Are restrictions working?

Some substantial continental countries who have done well [all in cases per million - for reference US is 96,406 cases per million, approaching 1 in 10 of pop., and probably already much more]:

Mongolia [5000 per million]
Vietnam [28 per million]
Rwanda [1783 per million]

Ururguay was going spectacularly well until Xmas, , esp. considering it was next to Brazil, but is now getting its first major rise.

I suspect its a combination of properly applied and followed physical restrictions, a good public health system [not hospitals but community health infrastructure and staff], a leadership that believes in science, and a sense of collective welfare being at least as important as individual sovereignity.

I get my numbers from Worldometer, but when you get down to that bottom end of the cases per million list you do run into countries where there are clear reporting failures, cover-ups and no capacity to get reliable health stats as well. I wouldn’t trust

An update to this post: A recent study found that mask wearing was effective, but mask mandates weren’t.

On page 4 they have a set of graphs labeled the ‘mandate - wearing correlation’. What the graphs show is that mandates don’t typically change behaviour much. In most places, the population was already masking when the mandate was imposed, so it had little effect.

There are a few exceptions, but this explains some of the weirder results where ending mandates didn’t make things worse, or adding them didn’t make things better. The people are doing what they will do, and not paying much attention to mandates. Rather, mask wearing in populations seems to be more of an emergent phenomenon.

Yeah, maskholes gonna maskhole.

I suspect that there’s also some correlation with other risk factors. States that are more open and also probably less likely to wear masks or get vaccinated, though that might not be true in all cases.

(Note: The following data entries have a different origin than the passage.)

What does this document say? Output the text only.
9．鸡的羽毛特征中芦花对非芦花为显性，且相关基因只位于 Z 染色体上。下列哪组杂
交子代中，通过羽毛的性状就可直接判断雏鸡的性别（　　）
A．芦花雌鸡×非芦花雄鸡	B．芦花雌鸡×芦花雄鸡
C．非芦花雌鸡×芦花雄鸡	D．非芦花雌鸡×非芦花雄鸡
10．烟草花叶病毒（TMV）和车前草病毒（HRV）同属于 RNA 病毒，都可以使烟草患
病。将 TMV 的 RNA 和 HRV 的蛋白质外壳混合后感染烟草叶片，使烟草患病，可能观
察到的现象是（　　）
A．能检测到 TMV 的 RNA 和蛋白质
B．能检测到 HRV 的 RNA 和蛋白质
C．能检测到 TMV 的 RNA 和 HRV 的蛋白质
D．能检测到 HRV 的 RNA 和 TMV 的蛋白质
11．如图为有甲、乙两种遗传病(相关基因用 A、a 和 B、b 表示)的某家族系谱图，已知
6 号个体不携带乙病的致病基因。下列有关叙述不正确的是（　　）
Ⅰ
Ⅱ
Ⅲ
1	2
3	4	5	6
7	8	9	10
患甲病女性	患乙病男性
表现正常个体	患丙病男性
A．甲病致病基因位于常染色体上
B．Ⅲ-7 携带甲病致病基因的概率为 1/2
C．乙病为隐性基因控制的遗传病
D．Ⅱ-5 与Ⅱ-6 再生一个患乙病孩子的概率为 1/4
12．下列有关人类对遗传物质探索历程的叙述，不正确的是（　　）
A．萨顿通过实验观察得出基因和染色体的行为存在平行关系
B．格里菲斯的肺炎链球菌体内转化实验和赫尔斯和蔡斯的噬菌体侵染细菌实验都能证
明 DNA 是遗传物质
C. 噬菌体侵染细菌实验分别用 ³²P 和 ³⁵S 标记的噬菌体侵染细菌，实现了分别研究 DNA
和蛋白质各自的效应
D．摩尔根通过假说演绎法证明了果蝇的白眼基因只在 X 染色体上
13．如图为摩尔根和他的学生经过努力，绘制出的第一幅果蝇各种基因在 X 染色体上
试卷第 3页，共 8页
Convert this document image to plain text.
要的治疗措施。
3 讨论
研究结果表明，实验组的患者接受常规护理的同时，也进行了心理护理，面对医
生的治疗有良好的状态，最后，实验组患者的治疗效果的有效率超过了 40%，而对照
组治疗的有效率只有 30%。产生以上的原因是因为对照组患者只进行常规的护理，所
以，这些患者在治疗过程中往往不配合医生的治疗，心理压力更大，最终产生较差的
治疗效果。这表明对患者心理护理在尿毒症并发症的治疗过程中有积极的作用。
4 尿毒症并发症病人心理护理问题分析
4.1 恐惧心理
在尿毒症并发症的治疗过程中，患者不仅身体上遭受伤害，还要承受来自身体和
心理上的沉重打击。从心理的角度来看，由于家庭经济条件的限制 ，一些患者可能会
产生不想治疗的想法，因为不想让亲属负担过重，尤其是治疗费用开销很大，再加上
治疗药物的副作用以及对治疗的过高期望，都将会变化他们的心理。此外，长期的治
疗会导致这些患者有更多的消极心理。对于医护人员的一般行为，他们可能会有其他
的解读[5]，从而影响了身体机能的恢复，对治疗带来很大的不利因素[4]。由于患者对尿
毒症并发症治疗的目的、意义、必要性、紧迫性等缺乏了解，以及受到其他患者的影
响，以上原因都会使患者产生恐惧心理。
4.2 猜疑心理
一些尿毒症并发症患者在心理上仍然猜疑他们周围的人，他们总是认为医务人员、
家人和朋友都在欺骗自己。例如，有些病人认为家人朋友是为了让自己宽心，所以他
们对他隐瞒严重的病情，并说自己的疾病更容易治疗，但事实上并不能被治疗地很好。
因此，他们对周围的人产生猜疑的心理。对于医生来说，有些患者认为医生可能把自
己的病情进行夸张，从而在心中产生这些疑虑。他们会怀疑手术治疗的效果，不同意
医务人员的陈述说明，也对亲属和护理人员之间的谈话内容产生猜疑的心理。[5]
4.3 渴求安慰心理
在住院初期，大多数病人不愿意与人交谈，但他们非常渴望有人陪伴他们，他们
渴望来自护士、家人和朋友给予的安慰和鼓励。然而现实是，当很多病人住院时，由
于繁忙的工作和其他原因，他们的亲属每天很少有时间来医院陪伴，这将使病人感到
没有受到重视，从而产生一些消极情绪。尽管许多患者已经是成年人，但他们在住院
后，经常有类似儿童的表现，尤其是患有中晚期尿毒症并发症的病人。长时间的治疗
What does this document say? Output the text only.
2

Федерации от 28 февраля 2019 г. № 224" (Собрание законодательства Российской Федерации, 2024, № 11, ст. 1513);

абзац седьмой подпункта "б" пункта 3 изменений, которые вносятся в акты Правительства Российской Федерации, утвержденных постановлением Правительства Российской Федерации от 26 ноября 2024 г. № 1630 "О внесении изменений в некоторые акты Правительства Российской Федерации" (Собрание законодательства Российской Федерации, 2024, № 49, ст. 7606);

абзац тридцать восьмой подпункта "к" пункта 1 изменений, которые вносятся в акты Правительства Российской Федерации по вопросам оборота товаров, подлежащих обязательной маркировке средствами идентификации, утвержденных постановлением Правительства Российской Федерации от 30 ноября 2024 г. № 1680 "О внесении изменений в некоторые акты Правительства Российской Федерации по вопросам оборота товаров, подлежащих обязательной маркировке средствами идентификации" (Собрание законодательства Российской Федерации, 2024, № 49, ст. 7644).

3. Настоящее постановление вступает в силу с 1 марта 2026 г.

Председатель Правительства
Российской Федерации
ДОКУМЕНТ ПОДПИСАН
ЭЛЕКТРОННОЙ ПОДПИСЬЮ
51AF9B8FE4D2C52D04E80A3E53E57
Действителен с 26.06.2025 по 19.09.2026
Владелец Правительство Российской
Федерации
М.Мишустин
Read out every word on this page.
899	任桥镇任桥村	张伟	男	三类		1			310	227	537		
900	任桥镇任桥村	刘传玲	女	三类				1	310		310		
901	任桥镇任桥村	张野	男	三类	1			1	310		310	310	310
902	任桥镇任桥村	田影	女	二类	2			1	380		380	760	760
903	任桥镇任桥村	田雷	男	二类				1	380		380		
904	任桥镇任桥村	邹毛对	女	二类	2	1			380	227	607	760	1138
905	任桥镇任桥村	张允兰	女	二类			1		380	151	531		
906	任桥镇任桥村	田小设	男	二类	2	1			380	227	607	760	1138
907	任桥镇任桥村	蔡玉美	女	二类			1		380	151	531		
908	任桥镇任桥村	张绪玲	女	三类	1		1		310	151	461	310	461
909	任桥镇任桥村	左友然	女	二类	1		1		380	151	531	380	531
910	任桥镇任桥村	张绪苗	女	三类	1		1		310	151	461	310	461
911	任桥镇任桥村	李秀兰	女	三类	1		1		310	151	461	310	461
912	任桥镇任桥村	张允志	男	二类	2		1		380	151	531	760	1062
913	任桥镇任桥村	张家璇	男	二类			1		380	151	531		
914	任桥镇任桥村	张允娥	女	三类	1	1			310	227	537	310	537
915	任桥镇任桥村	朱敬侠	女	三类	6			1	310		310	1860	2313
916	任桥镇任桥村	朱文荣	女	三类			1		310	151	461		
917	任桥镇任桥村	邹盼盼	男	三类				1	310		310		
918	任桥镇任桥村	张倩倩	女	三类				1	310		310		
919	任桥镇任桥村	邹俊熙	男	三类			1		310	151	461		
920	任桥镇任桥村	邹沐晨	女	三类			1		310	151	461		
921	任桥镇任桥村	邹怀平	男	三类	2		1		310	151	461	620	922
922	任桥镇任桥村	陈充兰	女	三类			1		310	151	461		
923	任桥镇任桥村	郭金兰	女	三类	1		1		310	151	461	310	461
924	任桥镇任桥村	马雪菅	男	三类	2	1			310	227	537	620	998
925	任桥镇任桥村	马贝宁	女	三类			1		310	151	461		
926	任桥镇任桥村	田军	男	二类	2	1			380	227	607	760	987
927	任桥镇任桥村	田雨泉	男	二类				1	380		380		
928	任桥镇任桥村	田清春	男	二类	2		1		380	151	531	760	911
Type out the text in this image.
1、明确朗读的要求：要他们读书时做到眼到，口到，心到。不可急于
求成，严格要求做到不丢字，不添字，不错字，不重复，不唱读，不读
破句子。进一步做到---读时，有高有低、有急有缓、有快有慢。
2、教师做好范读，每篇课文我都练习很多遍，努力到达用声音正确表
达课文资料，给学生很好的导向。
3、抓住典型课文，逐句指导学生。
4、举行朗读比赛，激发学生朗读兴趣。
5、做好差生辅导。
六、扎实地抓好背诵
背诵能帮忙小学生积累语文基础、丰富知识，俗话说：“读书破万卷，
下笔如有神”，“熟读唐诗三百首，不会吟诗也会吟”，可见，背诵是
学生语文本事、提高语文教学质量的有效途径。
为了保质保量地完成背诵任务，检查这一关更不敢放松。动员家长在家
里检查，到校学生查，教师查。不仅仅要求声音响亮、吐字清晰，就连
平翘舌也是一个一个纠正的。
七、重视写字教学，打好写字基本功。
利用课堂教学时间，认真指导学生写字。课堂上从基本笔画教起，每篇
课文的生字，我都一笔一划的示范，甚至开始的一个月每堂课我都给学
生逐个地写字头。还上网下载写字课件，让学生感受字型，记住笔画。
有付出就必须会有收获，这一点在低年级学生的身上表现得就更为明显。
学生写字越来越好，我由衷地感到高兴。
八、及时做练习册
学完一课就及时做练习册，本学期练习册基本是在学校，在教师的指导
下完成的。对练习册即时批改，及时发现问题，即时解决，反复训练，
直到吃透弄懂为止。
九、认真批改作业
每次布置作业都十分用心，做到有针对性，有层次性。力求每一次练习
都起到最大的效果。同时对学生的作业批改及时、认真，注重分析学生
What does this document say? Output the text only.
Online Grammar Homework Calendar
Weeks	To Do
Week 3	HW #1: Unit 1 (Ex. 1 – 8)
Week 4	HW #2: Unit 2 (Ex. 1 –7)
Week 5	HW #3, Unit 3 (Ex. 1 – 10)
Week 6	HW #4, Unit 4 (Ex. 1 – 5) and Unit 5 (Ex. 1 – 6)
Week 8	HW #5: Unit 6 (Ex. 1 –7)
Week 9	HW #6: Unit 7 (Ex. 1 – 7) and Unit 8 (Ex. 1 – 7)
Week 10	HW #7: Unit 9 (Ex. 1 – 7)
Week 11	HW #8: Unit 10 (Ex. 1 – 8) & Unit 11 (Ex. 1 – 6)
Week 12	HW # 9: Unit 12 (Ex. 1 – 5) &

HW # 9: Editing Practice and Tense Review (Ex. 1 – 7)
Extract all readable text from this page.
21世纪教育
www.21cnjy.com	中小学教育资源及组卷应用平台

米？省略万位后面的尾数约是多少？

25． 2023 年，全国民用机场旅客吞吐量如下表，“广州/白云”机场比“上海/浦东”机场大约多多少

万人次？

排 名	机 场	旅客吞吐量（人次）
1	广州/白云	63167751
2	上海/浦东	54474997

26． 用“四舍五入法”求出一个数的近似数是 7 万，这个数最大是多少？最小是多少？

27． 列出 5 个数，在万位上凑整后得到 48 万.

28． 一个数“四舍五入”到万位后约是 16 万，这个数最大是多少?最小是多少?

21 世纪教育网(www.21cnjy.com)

There are numerous other factors that can impact whether a mandate succeeds or doesn’t. If we know that masks are effective, there’s no reason not to require that they be worn in public. Whether people comply, whether authorities enforce the orders, whether people take unnecessary risks while wearing masks under the mistaken assumption that the mask will provide certain protection…those are factors that the mandate itself cannot account for.

The uptick in masking was typically in the days leading up to the mandate, so while the date of the mandate might have had little effect, whatever drove the mandate might well have been causal.

Either knowledge of upcoming mandates, the cause of the upcoming mandates (news of a super spreader event, hospital capacity issues, etc.), or something else along those lines absolutely did show a correlation with mask wearing. The charts are a bit small, but I didn’t see a single one that had a higher starting point than ending point, so something related to the mandate caused an uptick.

So, making an announcement today that a mandate is coming on July 22nd might not correlate with increased mask usage beginning on that date, but on July 23rd, mask usage will be the same or higher than it is today, according to those charts.

Unless I am misreading, the only way they determined “mask wearing” was solely by self reporting, correct? Of course, that isn’t the best way to do things, but you have some odd ball results in there such as mask wearing going down in Greece after the mandate, remaining exactly the same in New Mexico and Massachusetts, and going up in Saudi Arabia. Perhaps local pressures influenced self reporting results.

I’m not discounting the study, but I wanted to point that out, and also point out that it doesn’t comport with my own personal observations (which are meaningless) that when the mandates went into place, many many more people started wearing them.

Very true. In addition to that, figure 2 in that paper shows that a mask mandate has no effect in places where most people are already wearing a mask. Trying to look at covid-19 cases before and after mask mandates won’t give you a correlation if people are already wearing masks or if the mandates are not enforced.

Anyway, the objective of the study was not to determine whether mask mandates work (one wonders why he’s trying to make that claim). Instead the purpose was to determine whether wearing masks in public reduces the spread of covid-19. To do that, they had to figure out the best way to measure how many people were wearing masks.

Self-reporting is not ideal, but they were able to determine a positive correlation between mask wearing and a reduction in covid-19 cases. I can’t tell how they normalized for any other non-pharmaceutical interventions. For example, people in the Netherlands didn’t wear masks. However, they had a lot of restrictions imposed. In fact, they recently lifted them only to have them re-imposed due to the Delta variant.

There’s a bunch of systematic reviews out there on non-pharmaceutical interventions and covid-19. They’re hard for me to read but the bottom line is that they are effective if implemented early enough and not lifted too early.